PS4/XB1's GCN architecture is about 30% faster than R700 architecture used in Wii U, Pascal is ~40% faster than Polaris which is more or less the same as GCN flop to flop... ROUGH estimate, but Pascal should be about 90% faster than Wii U, flop to flop. (X1 is maxwell based, and again there isn't much difference between performance per flop with pascal)
For illustration purposes, X1 is 512GFLOPs, this is over 5 times faster than Wii U's 176 gflops (nearly 3 times faster than the 352gflops it sometimes gets confused to have) and somewhere around 60% of XB1's performance.

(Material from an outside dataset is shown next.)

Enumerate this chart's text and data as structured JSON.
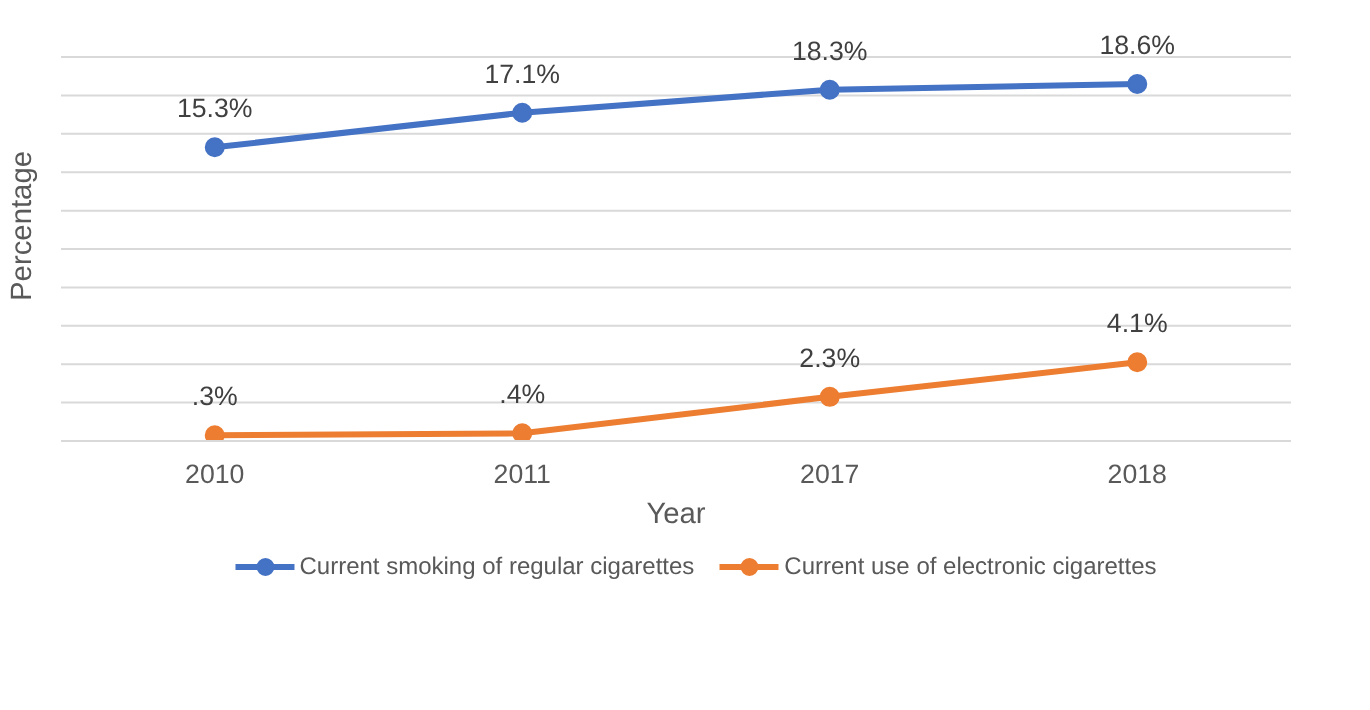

If NX is using Pascal (I don't see Nvidia pushing out another maxwell chip tbh) they can hit much higher clocks when docked, so even in the same configuration as X1 (256 cuda cores) if it is reaching 1.5ghz or 1.6ghz, you'll have 768 to 819GFLOPs (+40%) which gives you 1 to 1.15 TFLOPs, slightly under XB1. If the pascal chip is 3 SM, it would be completely possible to hit 1.228 tflops (+40%) which gives you 1.7tflops, or just under PS4's 1.843TFLOPs.
In order to reach those clocks, NX will have to have a fan in the body of the device, but that fan can be kept off while on the go, and be down clocked to 1/4th it's docked clock, which is perfect for 540p, it is also possible to waste battery and go with 1/2 it's docked clock so that it can have a terrible battery life and hit 720p. The dock can also offer a blower to help move air through the device, as long as the vents allow and the passive cooler fins are designed to be cooled from the side. An active cooler inside a device like this would be very interesting, as they could bridge the gap between devices.